Protecting Cloudflare Workers?

[osseonews]

I'm curious how people here protect their Cloudflare Workers when these workers are requested by a browser within an app? Is there any way? Server to server is easy, as you can send a authorization header or sign the URL per Workers docs and the secrets are hidden from the browser, but how do you do that if you are calling the Worker endpoint in the browser? CORS is not really security per se, as anyone can use something like postman to get around cors. The option of signing the URL or sending in an header key is also not secure in the browser, as by definition the keys will be exposed in some way in the browser. So what's the solution? My only solution, thus far, has been to "proxy" my browser requests to Workers thru a server and sign them on the server, but this kind of defeats the purpose of Workers as the proxying thru the server slows the request down.

Thanks

[kwhitley]

Protect from what exactly? I think the answer may depend on what that answer is.

If you're simply talking about authenticating requests, then I'd still use a standard JWT (issued by your auth service/Worker) with short expiry, held on to by the client to send with requests. The authenticated API would have a blanket "validate token to authenticate user" upstream, and downstream services could check if there's a valid user attached to the Request.

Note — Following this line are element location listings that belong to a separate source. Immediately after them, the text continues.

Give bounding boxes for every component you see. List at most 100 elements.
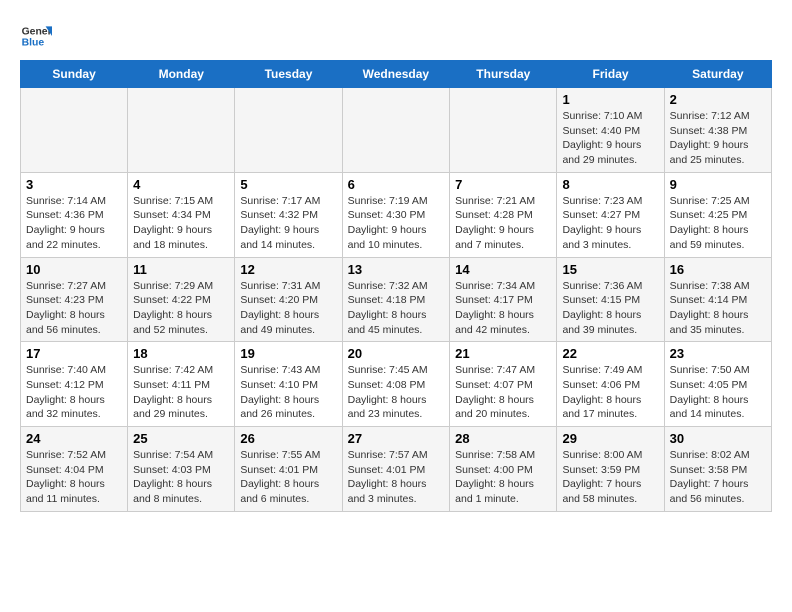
- day-info: Sunrise: 7:58 AM Sunset: 4:00 PM Dayligh…: [455, 448, 551, 507]
- day-number: 12: [240, 262, 336, 277]
- day-number: 26: [240, 431, 336, 446]
- calendar-cell: [128, 88, 235, 173]
- calendar-cell: 1 Sunrise: 7:10 AM Sunset: 4:40 PM Daylig…: [557, 88, 664, 173]
- day-number: 29: [562, 431, 658, 446]
- day-info: Sunrise: 7:49 AM Sunset: 4:06 PM Dayligh…: [562, 363, 658, 422]
- calendar-table: SundayMondayTuesdayWednesdayThursdayFrid…: [20, 60, 772, 512]
- calendar-cell: 3 Sunrise: 7:14 AM Sunset: 4:36 PM Daylig…: [21, 172, 128, 257]
- day-info: Sunrise: 7:14 AM Sunset: 4:36 PM Dayligh…: [26, 194, 122, 253]
- day-info: Sunrise: 7:54 AM Sunset: 4:03 PM Dayligh…: [133, 448, 229, 507]
- day-info: Sunrise: 7:55 AM Sunset: 4:01 PM Dayligh…: [240, 448, 336, 507]
- day-number: 4: [133, 177, 229, 192]
- day-number: 2: [670, 92, 766, 107]
- calendar-row: 10 Sunrise: 7:27 AM Sunset: 4:23 PM Dayli…: [21, 257, 772, 342]
- day-info: Sunrise: 7:21 AM Sunset: 4:28 PM Dayligh…: [455, 194, 551, 253]
- calendar-cell: 6 Sunrise: 7:19 AM Sunset: 4:30 PM Daylig…: [342, 172, 450, 257]
- day-number: 22: [562, 346, 658, 361]
- weekday-header: Saturday: [664, 61, 771, 88]
- day-info: Sunrise: 7:19 AM Sunset: 4:30 PM Dayligh…: [348, 194, 445, 253]
- calendar-cell: [450, 88, 557, 173]
- day-number: 13: [348, 262, 445, 277]
- day-info: Sunrise: 7:52 AM Sunset: 4:04 PM Dayligh…: [26, 448, 122, 507]
- day-number: 1: [562, 92, 658, 107]
- weekday-header: Thursday: [450, 61, 557, 88]
- day-info: Sunrise: 7:10 AM Sunset: 4:40 PM Dayligh…: [562, 109, 658, 168]
- calendar-cell: 10 Sunrise: 7:27 AM Sunset: 4:23 PM Dayli…: [21, 257, 128, 342]
- calendar-cell: 16 Sunrise: 7:38 AM Sunset: 4:14 PM Dayli…: [664, 257, 771, 342]
- calendar-cell: 29 Sunrise: 8:00 AM Sunset: 3:59 PM Dayli…: [557, 427, 664, 512]
- day-info: Sunrise: 8:00 AM Sunset: 3:59 PM Dayligh…: [562, 448, 658, 507]
- calendar-cell: 13 Sunrise: 7:32 AM Sunset: 4:18 PM Dayli…: [342, 257, 450, 342]
- day-number: 17: [26, 346, 122, 361]
- day-info: Sunrise: 7:27 AM Sunset: 4:23 PM Dayligh…: [26, 279, 122, 338]
- day-info: Sunrise: 8:02 AM Sunset: 3:58 PM Dayligh…: [670, 448, 766, 507]
- day-info: Sunrise: 7:38 AM Sunset: 4:14 PM Dayligh…: [670, 279, 766, 338]
- calendar-cell: 26 Sunrise: 7:55 AM Sunset: 4:01 PM Dayli…: [235, 427, 342, 512]
- day-number: 3: [26, 177, 122, 192]
- weekday-header: Friday: [557, 61, 664, 88]
- day-info: Sunrise: 7:47 AM Sunset: 4:07 PM Dayligh…: [455, 363, 551, 422]
- day-number: 24: [26, 431, 122, 446]
- header-row: SundayMondayTuesdayWednesdayThursdayFrid…: [21, 61, 772, 88]
- day-number: 6: [348, 177, 445, 192]
- day-number: 11: [133, 262, 229, 277]
- weekday-header: Monday: [128, 61, 235, 88]
- calendar-cell: 20Sunrise: 7:45 AM Sunset: 4:08 PM Dayli…: [342, 342, 450, 427]
- day-number: 28: [455, 431, 551, 446]
- weekday-header: Tuesday: [235, 61, 342, 88]
- day-number: 23: [670, 346, 766, 361]
- day-info: Sunrise: 7:45 AM Sunset: 4:08 PM Dayligh…: [348, 363, 445, 422]
- day-number: 19: [240, 346, 336, 361]
- calendar-cell: 4Sunrise: 7:15 AM Sunset: 4:34 PM Daylig…: [128, 172, 235, 257]
- day-number: 7: [455, 177, 551, 192]
- day-info: Sunrise: 7:40 AM Sunset: 4:12 PM Dayligh…: [26, 363, 122, 422]
- calendar-row: 1 Sunrise: 7:10 AM Sunset: 4:40 PM Daylig…: [21, 88, 772, 173]
- calendar-cell: 18 Sunrise: 7:42 AM Sunset: 4:11 PM Dayli…: [128, 342, 235, 427]
- calendar-cell: 2 Sunrise: 7:12 AM Sunset: 4:38 PM Daylig…: [664, 88, 771, 173]
- day-info: Sunrise: 7:57 AM Sunset: 4:01 PM Dayligh…: [348, 448, 445, 507]
- day-number: 30: [670, 431, 766, 446]
- calendar-row: 3 Sunrise: 7:14 AM Sunset: 4:36 PM Daylig…: [21, 172, 772, 257]
- calendar-header: SundayMondayTuesdayWednesdayThursdayFrid…: [21, 61, 772, 88]
- day-number: 9: [670, 177, 766, 192]
- calendar-cell: 25 Sunrise: 7:54 AM Sunset: 4:03 PM Dayli…: [128, 427, 235, 512]
- calendar-cell: 9Sunrise: 7:25 AM Sunset: 4:25 PM Daylig…: [664, 172, 771, 257]
- day-info: Sunrise: 7:32 AM Sunset: 4:18 PM Dayligh…: [348, 279, 445, 338]
- calendar-cell: 11 Sunrise: 7:29 AM Sunset: 4:22 PM Dayli…: [128, 257, 235, 342]
- weekday-header: Wednesday: [342, 61, 450, 88]
- calendar-cell: 7 Sunrise: 7:21 AM Sunset: 4:28 PM Daylig…: [450, 172, 557, 257]
- day-info: Sunrise: 7:34 AM Sunset: 4:17 PM Dayligh…: [455, 279, 551, 338]
- day-info: Sunrise: 7:29 AM Sunset: 4:22 PM Dayligh…: [133, 279, 229, 338]
- calendar-cell: 15Sunrise: 7:36 AM Sunset: 4:15 PM Dayli…: [557, 257, 664, 342]
- day-info: Sunrise: 7:12 AM Sunset: 4:38 PM Dayligh…: [670, 109, 766, 168]
- calendar-cell: 5 Sunrise: 7:17 AM Sunset: 4:32 PM Daylig…: [235, 172, 342, 257]
- calendar-cell: [235, 88, 342, 173]
- day-number: 25: [133, 431, 229, 446]
- day-number: 16: [670, 262, 766, 277]
- calendar-cell: [342, 88, 450, 173]
- calendar-cell: 21 Sunrise: 7:47 AM Sunset: 4:07 PM Dayli…: [450, 342, 557, 427]
- day-info: Sunrise: 7:50 AM Sunset: 4:05 PM Dayligh…: [670, 363, 766, 422]
- day-number: 18: [133, 346, 229, 361]
- logo: General Blue: [20, 20, 56, 52]
- weekday-header: Sunday: [21, 61, 128, 88]
- calendar-cell: 19 Sunrise: 7:43 AM Sunset: 4:10 PM Dayli…: [235, 342, 342, 427]
- calendar-cell: 12Sunrise: 7:31 AM Sunset: 4:20 PM Dayli…: [235, 257, 342, 342]
- calendar-cell: 28 Sunrise: 7:58 AM Sunset: 4:00 PM Dayli…: [450, 427, 557, 512]
- calendar-cell: 22 Sunrise: 7:49 AM Sunset: 4:06 PM Dayli…: [557, 342, 664, 427]
- day-info: Sunrise: 7:17 AM Sunset: 4:32 PM Dayligh…: [240, 194, 336, 253]
- day-number: 5: [240, 177, 336, 192]
- day-number: 21: [455, 346, 551, 361]
- calendar-cell: 17 Sunrise: 7:40 AM Sunset: 4:12 PM Dayli…: [21, 342, 128, 427]
- day-info: Sunrise: 7:23 AM Sunset: 4:27 PM Dayligh…: [562, 194, 658, 253]
- day-number: 10: [26, 262, 122, 277]
- header: General Blue: [20, 20, 772, 52]
- day-info: Sunrise: 7:42 AM Sunset: 4:11 PM Dayligh…: [133, 363, 229, 422]
- day-number: 27: [348, 431, 445, 446]
- day-info: Sunrise: 7:43 AM Sunset: 4:10 PM Dayligh…: [240, 363, 336, 422]
- calendar-row: 24 Sunrise: 7:52 AM Sunset: 4:04 PM Dayli…: [21, 427, 772, 512]
- day-number: 8: [562, 177, 658, 192]
- calendar-cell: [21, 88, 128, 173]
- calendar-cell: 23 Sunrise: 7:50 AM Sunset: 4:05 PM Dayli…: [664, 342, 771, 427]
- day-number: 15: [562, 262, 658, 277]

If you're talking about preventing people from even hitting your Worker service in the first place (maybe to keep costs down), or preventing like a DDoS, then this isn't your answer - and I'll leave that to the folks that know how to protect against that sort of thing on CF. I'm assuming there are rules to find within the dash for that?

[osseonews]

Thanks for the reply! I was interested in both actually. I never thought about the JWT approach, so I might try that. As for DDOS, yes that is a concern, as we had an issue the other week with a rogue API, that's got me focused on that.

[kwhitley]

If you discover a good solution to the latter, please update here! That would be good info for us all to have! :)

[osseonews]

I did some research on this over the weekend, and it seems like Cloudflare allows you to rate limit access to workers. I can't for the life of me figure out how to set it up (the UI is kind of terrible, which was surprising), but it is certainly possible. There seems to be other ways to set up rate limiting with Redis or Cloudflare KV and then proxying requests thru a server for Worker endpoint, but the code was way above me. Maybe somebody here already set up rate limiting with Cloudflare directly and can help in how to set it up for a Worker?